Hay Island

Geography
- Location: South western Tasmania
- Coordinates: 43°21′36″S 145°56′24″E﻿ / ﻿43.36000°S 145.94000°E
- Archipelago: Swainson Islands Group
- Adjacent to: Southern Ocean;; Port Davey;
- Area: 1.85 ha (4.6 acres)
- Highest elevation: 78 m (256 ft)

Administration
- Australia
- State: Tasmania
- Region: South West

Demographics
- Population: Unpopulated

= Hay Island (Tasmania) =

Island in Tasmania, Australia

The Hay Island is an unpopulated island located close to the south-western coast of Tasmania, Australia.

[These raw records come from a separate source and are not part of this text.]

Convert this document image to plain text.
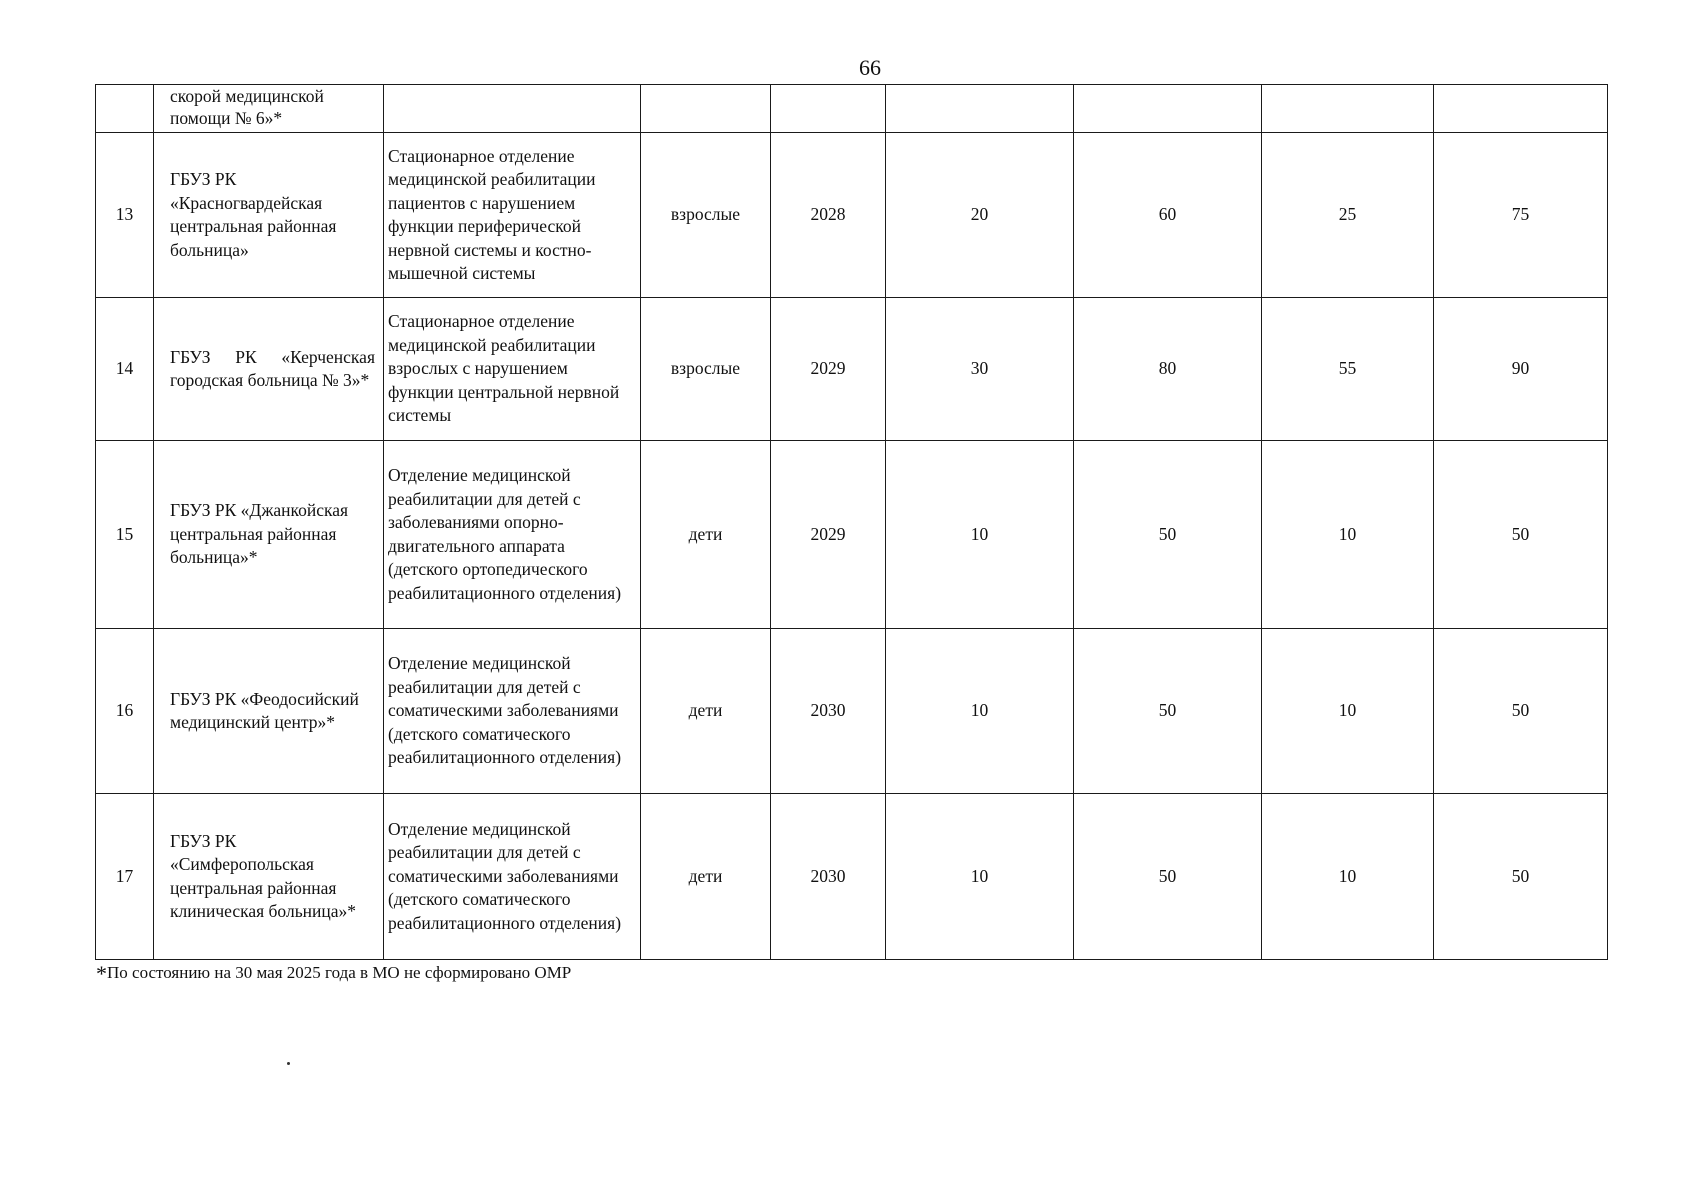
66
	скорой медицинской помощи № 6»*							
13	ГБУЗ РК «Красногвардейская центральная районная больница»	Стационарное отделение медицинской реабилитации пациентов с нарушением функции периферической нервной системы и костно-мышечной системы	взрослые	2028	20	60	25	75
14	ГБУЗ РК «Керченская городская больница № 3»*	Стационарное отделение медицинской реабилитации взрослых с нарушением функции центральной нервной системы	взрослые	2029	30	80	55	90
15	ГБУЗ РК «Джанкойская центральная районная больница»*	Отделение медицинской реабилитации для детей с заболеваниями опорно-двигательного аппарата (детского ортопедического реабилитационного отделения)	дети	2029	10	50	10	50
16	ГБУЗ РК «Феодосийский медицинский центр»*	Отделение медицинской реабилитации для детей с соматическими заболеваниями (детского соматического реабилитационного отделения)	дети	2030	10	50	10	50
17	ГБУЗ РК «Симферопольская центральная районная клиническая больница»*	Отделение медицинской реабилитации для детей с соматическими заболеваниями (детского соматического реабилитационного отделения)	дети	2030	10	50	10	50
*По состоянию на 30 мая 2025 года в МО не сформировано ОМР
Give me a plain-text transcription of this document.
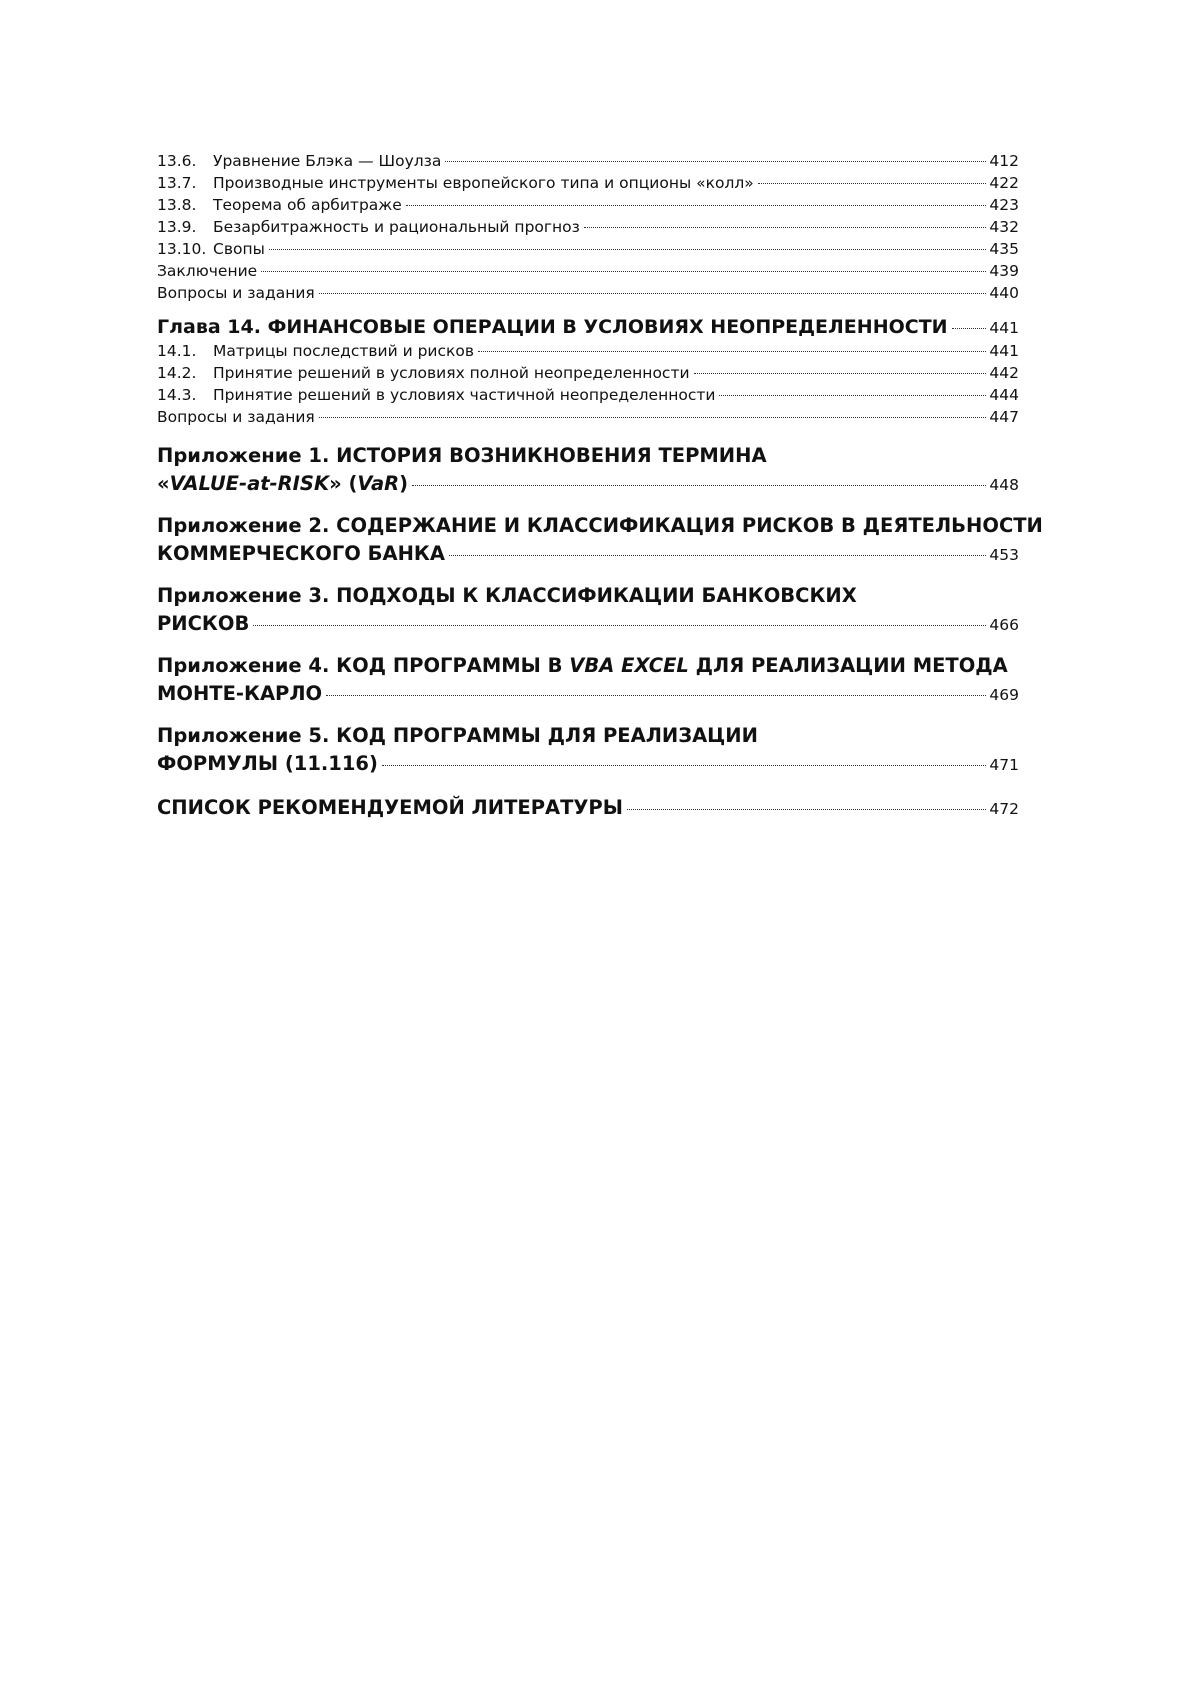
13.6.	Уравнение Блэка — Шоулза	412
13.7.	Производные инструменты европейского типа и опционы «колл»	422
13.8.	Теорема об арбитраже	423
13.9.	Безарбитражность и рациональный прогноз	432
13.10. Свопы	435
Заключение	439
Вопросы и задания	440
Глава 14. ФИНАНСОВЫЕ ОПЕРАЦИИ В УСЛОВИЯХ НЕОПРЕДЕЛЕННОСТИ	441
14.1.	Матрицы последствий и рисков	441
14.2.	Принятие решений в условиях полной неопределенности	442
14.3.	Принятие решений в условиях частичной неопределенности	444
Вопросы и задания	447
Приложение 1. ИСТОРИЯ ВОЗНИКНОВЕНИЯ ТЕРМИНА
«VALUE-at-RISK» (VaR)	448
Приложение 2. СОДЕРЖАНИЕ И КЛАССИФИКАЦИЯ РИСКОВ В ДЕЯТЕЛЬНОСТИ
КОММЕРЧЕСКОГО БАНКА	453
Приложение 3. ПОДХОДЫ К КЛАССИФИКАЦИИ БАНКОВСКИХ
РИСКОВ	466
Приложение 4. КОД ПРОГРАММЫ В VBA EXCEL ДЛЯ РЕАЛИЗАЦИИ МЕТОДА
МОНТЕ-КАРЛО	469
Приложение 5. КОД ПРОГРАММЫ ДЛЯ РЕАЛИЗАЦИИ
ФОРМУЛЫ (11.116)	471
СПИСОК РЕКОМЕНДУЕМОЙ ЛИТЕРАТУРЫ	472
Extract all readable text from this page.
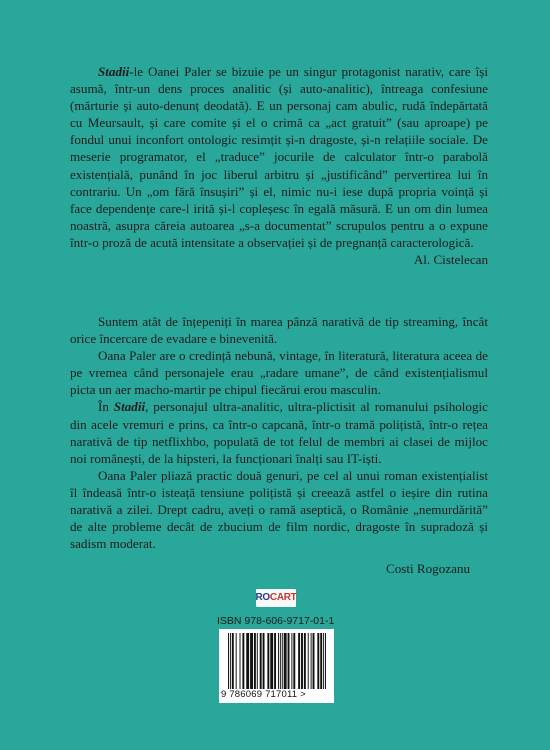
Stadii-le Oanei Paler se bizuie pe un singur protagonist narativ, care își asumă, într-un dens proces analitic (și auto-analitic), întreaga confesiune (mărturie și auto-denunț deodată). E un personaj cam abulic, rudă îndepărtată cu Meursault, și care comite și el o crimă ca „act gratuit” (sau aproape) pe fondul unui inconfort ontologic resimțit și-n dragoste, și-n relațiile sociale. De meserie programator, el „traduce” jocurile de calculator într-o parabolă existențială, punând în joc liberul arbitru și „justificând” pervertirea lui în contrariu. Un „om fără însușiri” și el, nimic nu-i iese după propria voință și face dependențe care-l irită și-l copleșesc în egală măsură. E un om din lumea noastră, asupra căreia autoarea „s-a documentat” scrupulos pentru a o expune într-o proză de acută intensitate a observației și de pregnanță caracterologică.

Al. Cistelecan

Suntem atât de înțepeniți în marea pânză narativă de tip streaming, încât orice încercare de evadare e binevenită.

Oana Paler are o credință nebună, vintage, în literatură, literatura aceea de pe vremea când personajele erau „radare umane”, de când existențialismul picta un aer macho-martir pe chipul fiecărui erou masculin.

În Stadii, personajul ultra-analitic, ultra-plictisit al romanului psihologic din acele vremuri e prins, ca într-o capcană, într-o tramă polițistă, într-o rețea narativă de tip netflixhbo, populată de tot felul de membri ai clasei de mijloc noi românești, de la hipsteri, la funcționari înalți sau IT-iști.

Oana Paler pliază practic două genuri, pe cel al unui roman existențialist îl îndeasă într-o isteață tensiune polițistă și creează astfel o ieșire din rutina narativă a zilei. Drept cadru, aveți o ramă aseptică, o Românie „nemurdărită” de alte probleme decât de zbucium de film nordic, dragoste în supradoză și sadism moderat.

Costi Rogozanu

RO CART
ISBN 978-606-9717-01-1
9 786069 717011 >
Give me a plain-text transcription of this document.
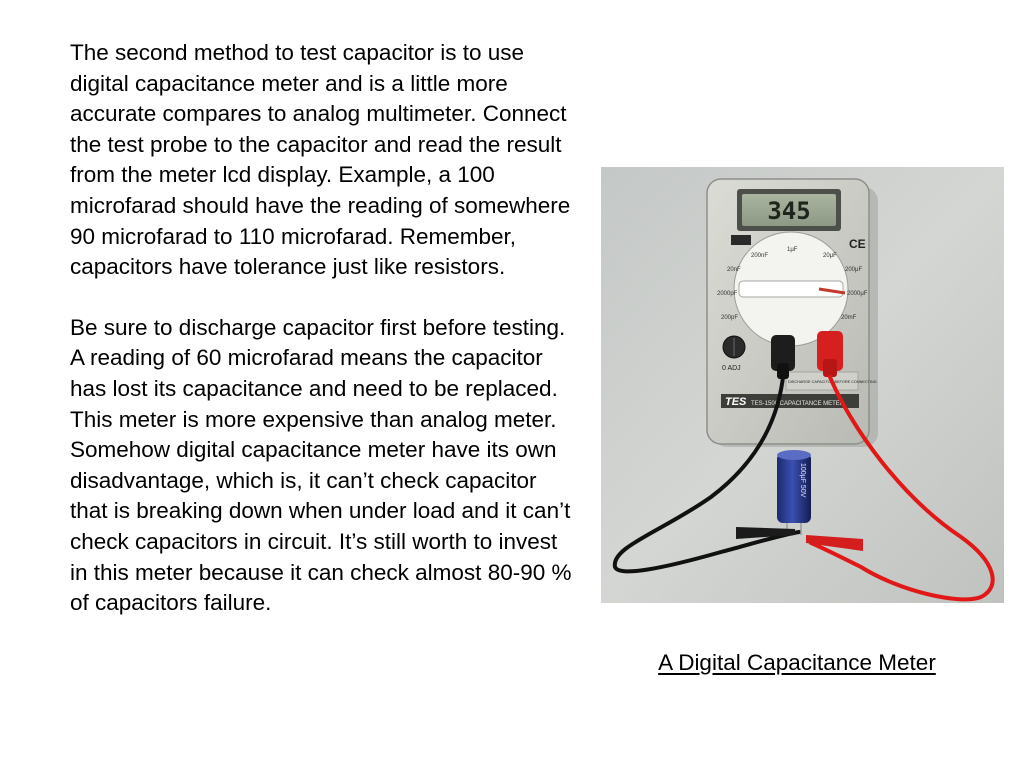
The second method to test capacitor is to use digital capacitance meter and is a little more accurate compares to analog multimeter. Connect the test probe to the capacitor and read the result from the meter lcd display. Example, a 100 microfarad should have the reading of somewhere 90 microfarad to 110 microfarad. Remember, capacitors have tolerance just like resistors.

Be sure to discharge capacitor first before testing. A reading of 60 microfarad means the capacitor has lost its capacitance and need to be replaced. This meter is more expensive than analog meter. Somehow digital capacitance meter have its own disadvantage, which is, it can’t check capacitor that is breaking down when under load and it can’t check capacitors in circuit. It’s still worth to invest in this meter because it can check almost 80-90 % of capacitors failure.

345
CE
200nF
1μF
20μF
200μF
2000μF
20mF
2000pF
200pF
20nF
0 ADJ
DISCHARGE CAPACITOR BEFORE CONNECTING
TES TES-1500 CAPACITANCE METER
100μF 50V
A Digital Capacitance Meter
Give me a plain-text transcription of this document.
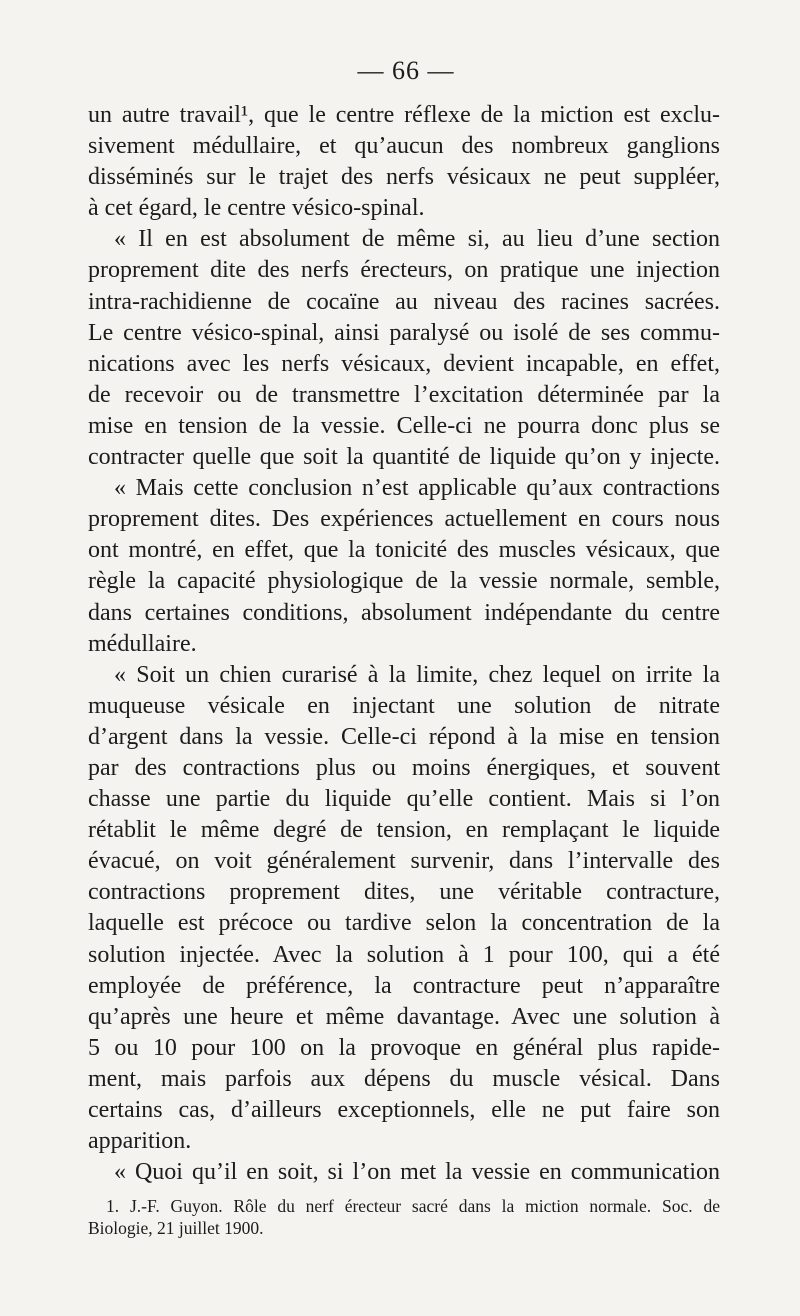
— 66 —
un autre travail¹, que le centre réflexe de la miction est exclu-
sivement médullaire, et qu’aucun des nombreux ganglions
disséminés sur le trajet des nerfs vésicaux ne peut suppléer,
à cet égard, le centre vésico-spinal.
« Il en est absolument de même si, au lieu d’une section
proprement dite des nerfs érecteurs, on pratique une injection
intra-rachidienne de cocaïne au niveau des racines sacrées.
Le centre vésico-spinal, ainsi paralysé ou isolé de ses commu-
nications avec les nerfs vésicaux, devient incapable, en effet,
de recevoir ou de transmettre l’excitation déterminée par la
mise en tension de la vessie. Celle-ci ne pourra donc plus se
contracter quelle que soit la quantité de liquide qu’on y injecte.
« Mais cette conclusion n’est applicable qu’aux contractions
proprement dites. Des expériences actuellement en cours nous
ont montré, en effet, que la tonicité des muscles vésicaux, que
règle la capacité physiologique de la vessie normale, semble,
dans certaines conditions, absolument indépendante du centre
médullaire.
« Soit un chien curarisé à la limite, chez lequel on irrite la
muqueuse vésicale en injectant une solution de nitrate
d’argent dans la vessie. Celle-ci répond à la mise en tension
par des contractions plus ou moins énergiques, et souvent
chasse une partie du liquide qu’elle contient. Mais si l’on
rétablit le même degré de tension, en remplaçant le liquide
évacué, on voit généralement survenir, dans l’intervalle des
contractions proprement dites, une véritable contracture,
laquelle est précoce ou tardive selon la concentration de la
solution injectée. Avec la solution à 1 pour 100, qui a été
employée de préférence, la contracture peut n’apparaître
qu’après une heure et même davantage. Avec une solution à
5 ou 10 pour 100 on la provoque en général plus rapide-
ment, mais parfois aux dépens du muscle vésical. Dans
certains cas, d’ailleurs exceptionnels, elle ne put faire son
apparition.
« Quoi qu’il en soit, si l’on met la vessie en communication
1. J.-F. Guyon. Rôle du nerf érecteur sacré dans la miction normale. Soc. de
Biologie, 21 juillet 1900.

Situated near where the mouth of Port Davey meets the Southern Ocean, the 1.85 ha island with an elevation of 78 m above sea level, is part of the Swainson Islands Group, and comprises part of the Southwest National Park and the Tasmanian Wilderness World Heritage Site.

==Fauna==
The island is part of the Port Davey Islands Important Bird Area, so identified by BirdLife International because of its importance for breeding seabirds. Recorded breeding seabird and wader species are the short-tailed shearwater (7500 pairs) and fairy prion (1-2000 pairs).